General error: 1366 Incorrect string value: '\xD6wn Sm...' for column 'user_agent'

Question

I need to save the user agent of a visiting user.

This is my snippet:

// User Agent
$ua = $_SERVER['HTTP_USER_AGENT']??'';
$ua_md5 = md5($ua);
// Search if the UA already exists in the user_agents table
$ua_id = $db->query("SELECT id FROM user_agents WHERE md5='".$ua_md5."';")->fetchColumn();

if(!$ua_id) {
    // If it doesn't exist, insert it and get its id
    $db->query("INSERT INTO user_agents (md5, user_agent) VALUES ('$ua_md5', ".$db->quote($ua).")");
    $ua_id = $db->lastInsertId();
}

I use PDO:quote instead of prepared statements only for performance reasons (it's faster and this script runs thousands of times per second).

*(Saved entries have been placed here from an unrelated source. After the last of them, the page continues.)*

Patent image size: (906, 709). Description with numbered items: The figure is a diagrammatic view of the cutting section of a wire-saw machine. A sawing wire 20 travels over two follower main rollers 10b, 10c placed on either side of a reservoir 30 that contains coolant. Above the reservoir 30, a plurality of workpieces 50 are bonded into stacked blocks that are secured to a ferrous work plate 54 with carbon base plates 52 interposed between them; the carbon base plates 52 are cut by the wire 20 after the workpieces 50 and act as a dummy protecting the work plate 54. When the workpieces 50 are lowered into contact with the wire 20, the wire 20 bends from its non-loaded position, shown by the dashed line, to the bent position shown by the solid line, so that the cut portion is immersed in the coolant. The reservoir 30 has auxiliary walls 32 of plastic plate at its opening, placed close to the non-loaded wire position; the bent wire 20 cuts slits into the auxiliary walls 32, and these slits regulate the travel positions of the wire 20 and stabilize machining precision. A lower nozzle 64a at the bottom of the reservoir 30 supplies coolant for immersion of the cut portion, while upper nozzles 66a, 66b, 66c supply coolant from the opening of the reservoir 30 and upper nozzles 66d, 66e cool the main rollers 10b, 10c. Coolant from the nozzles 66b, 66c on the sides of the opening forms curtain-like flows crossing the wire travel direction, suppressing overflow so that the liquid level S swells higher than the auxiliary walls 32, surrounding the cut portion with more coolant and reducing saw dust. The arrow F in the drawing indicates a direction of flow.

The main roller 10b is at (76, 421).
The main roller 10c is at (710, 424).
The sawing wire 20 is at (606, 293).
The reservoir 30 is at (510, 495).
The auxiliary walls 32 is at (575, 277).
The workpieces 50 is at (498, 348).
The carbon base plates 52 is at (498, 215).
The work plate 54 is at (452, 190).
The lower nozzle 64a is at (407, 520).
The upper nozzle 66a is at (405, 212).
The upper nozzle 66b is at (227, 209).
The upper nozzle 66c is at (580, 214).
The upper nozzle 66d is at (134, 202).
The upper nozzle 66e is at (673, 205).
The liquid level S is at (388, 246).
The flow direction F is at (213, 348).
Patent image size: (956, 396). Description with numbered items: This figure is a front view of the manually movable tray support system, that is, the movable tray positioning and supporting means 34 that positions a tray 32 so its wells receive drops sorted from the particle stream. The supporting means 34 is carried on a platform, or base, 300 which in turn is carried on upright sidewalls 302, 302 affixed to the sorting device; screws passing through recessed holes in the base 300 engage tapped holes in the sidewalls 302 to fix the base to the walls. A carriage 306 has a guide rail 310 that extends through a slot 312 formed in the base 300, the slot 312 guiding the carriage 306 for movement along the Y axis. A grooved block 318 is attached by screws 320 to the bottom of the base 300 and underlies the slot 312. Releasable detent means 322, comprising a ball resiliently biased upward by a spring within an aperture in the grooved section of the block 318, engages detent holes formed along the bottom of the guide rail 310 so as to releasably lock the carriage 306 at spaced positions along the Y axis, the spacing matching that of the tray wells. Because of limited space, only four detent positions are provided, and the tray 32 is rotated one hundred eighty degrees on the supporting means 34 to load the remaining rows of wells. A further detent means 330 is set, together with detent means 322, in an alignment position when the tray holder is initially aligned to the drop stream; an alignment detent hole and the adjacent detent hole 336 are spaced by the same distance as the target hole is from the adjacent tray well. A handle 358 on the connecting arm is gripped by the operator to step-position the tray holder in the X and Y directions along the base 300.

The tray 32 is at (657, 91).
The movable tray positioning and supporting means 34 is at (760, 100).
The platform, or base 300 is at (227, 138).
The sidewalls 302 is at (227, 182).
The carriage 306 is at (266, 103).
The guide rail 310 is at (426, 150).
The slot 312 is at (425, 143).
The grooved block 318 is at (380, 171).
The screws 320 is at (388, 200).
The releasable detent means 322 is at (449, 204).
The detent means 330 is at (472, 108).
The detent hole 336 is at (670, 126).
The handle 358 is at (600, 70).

It happens that some users has this user agent:

Mozilla/5.0 (Linux; Android 5.0; \xD6wn Smart Build/LRX21M) AppleWebKit/537.36 (KHTML, like Gecko) Version/4.0 Chrome/37.0.0.0 Mobile Safari/537.36

And the insert fails for this error:

"PHP message: SQLSTATE[HY000]: General error: 1366 Incorrect string value: '\xD6wn Sm...' for column 'user_agent' at row 1" while reading response header from upstream

What is the reason and how can it be fixed?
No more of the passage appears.